If you are considering an action that is likely to lead to a disruption in the supply of drugs produced at your facility, FDA requests that you contact CDER’s Drug Shortages Staff immediately, at firstname.lastname@example.org
, so that FDA can work with you on the most effective way to bring your operations into compliance with the law. Contacting the Drug Shortages Staff also allows you to meet any obligations you may have to report discontinuances or interruptions in your drug manufacture under 21 U.S.C. 356C(b) and allows FDA to consider, as soon as possible, what actions, if any, may be needed to avoid shortages and protect the health of patients who depend on your products.
Correct the violations cited in this letter promptly. Failure to promptly correct these violations may result in legal action without further notice including, without limitation, seizure and injunction. Unresolved violations in this warning letter may also prevent other Federal agencies from awarding contracts.

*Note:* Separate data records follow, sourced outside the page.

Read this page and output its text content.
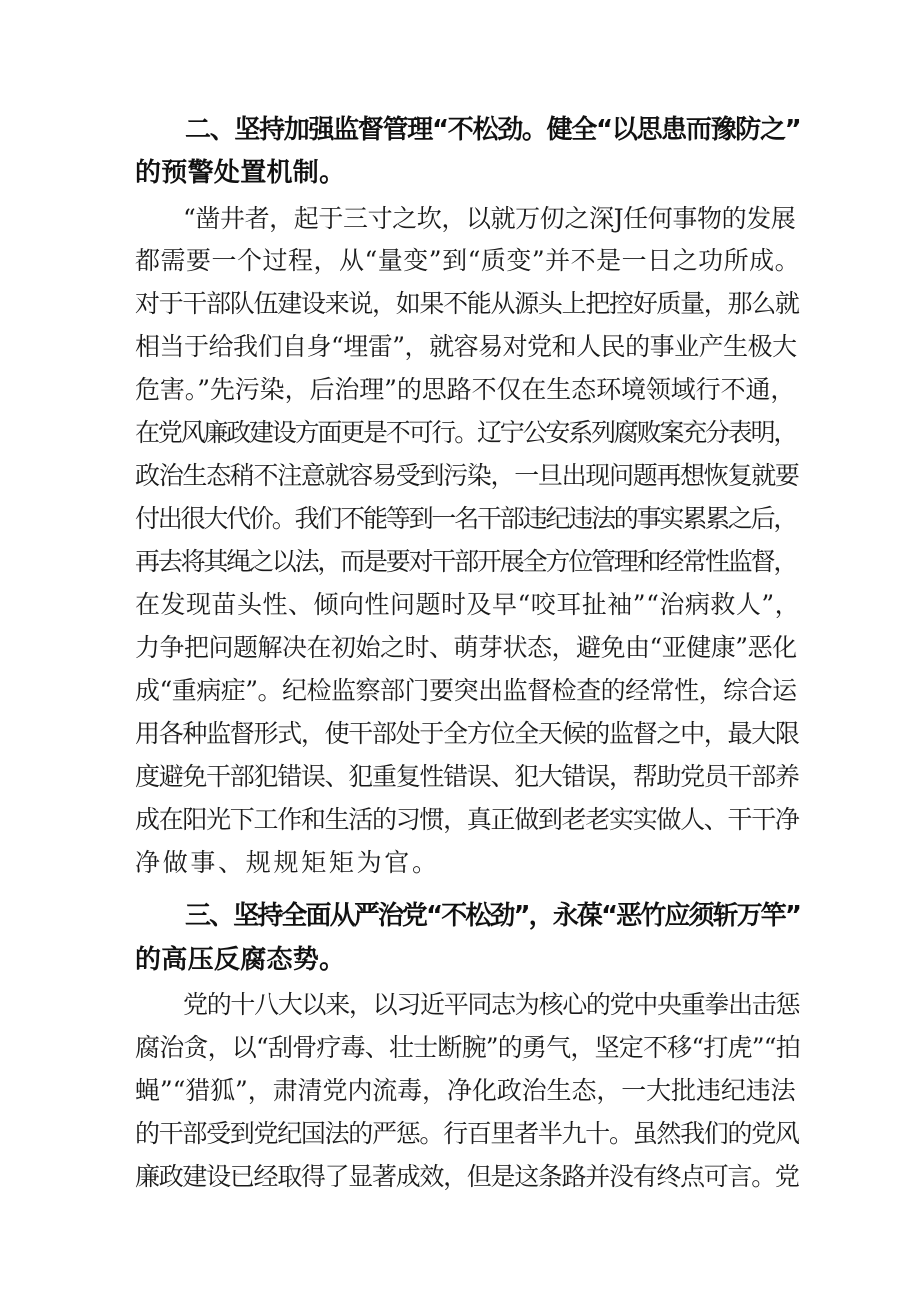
二、坚持加强监督管理“不松劲。健全“以思患而豫防之”
的预警处置机制。
“凿井者，起于三寸之坎，以就万仞之深J任何事物的发展
都需要一个过程，从“量变”到“质变”并不是一日之功所成。
对于干部队伍建设来说，如果不能从源头上把控好质量，那么就
相当于给我们自身“埋雷”，就容易对党和人民的事业产生极大
危害。”先污染，后治理”的思路不仅在生态环境领域行不通，
在党风廉政建设方面更是不可行。辽宁公安系列腐败案充分表明，
政治生态稍不注意就容易受到污染，一旦出现问题再想恢复就要
付出很大代价。我们不能等到一名干部违纪违法的事实累累之后，
再去将其绳之以法，而是要对干部开展全方位管理和经常性监督，
在发现苗头性、倾向性问题时及早“咬耳扯袖”“治病救人”，
力争把问题解决在初始之时、萌芽状态，避免由“亚健康”恶化
成“重病症”。纪检监察部门要突出监督检查的经常性，综合运
用各种监督形式，使干部处于全方位全天候的监督之中，最大限
度避免干部犯错误、犯重复性错误、犯大错误，帮助党员干部养
成在阳光下工作和生活的习惯，真正做到老老实实做人、干干净
净做事、规规矩矩为官。
三、坚持全面从严治党“不松劲”，永葆“恶竹应须斩万竿”
的高压反腐态势。
党的十八大以来，以习近平同志为核心的党中央重拳出击惩
腐治贪，以“刮骨疗毒、壮士断腕”的勇气，坚定不移“打虎”“拍
蝇”“猎狐”，肃清党内流毒，净化政治生态，一大批违纪违法
的干部受到党纪国法的严惩。行百里者半九十。虽然我们的党风
廉政建设已经取得了显著成效，但是这条路并没有终点可言。党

Until these violations are corrected, we may withhold approval of pending drug applications listing your facility. We may re-inspect to verify that you have completed your corrective actions. We may also refuse your requests for export certificates.
After you receive this letter, respond to this office in writing within 15 working days. Specify what you have done since our inspection to correct your violations and to prevent their recurrence. If you cannot complete corrective actions within 15 working days, state your reasons for delay and your schedule for completion.
Send your reply to:
Andrea Norwood, Compliance Officer
Food & Drug Administration
555 Winderley Place, Suite 200
Maitland, FL 32751
Please identify your response with FEI 1000114235.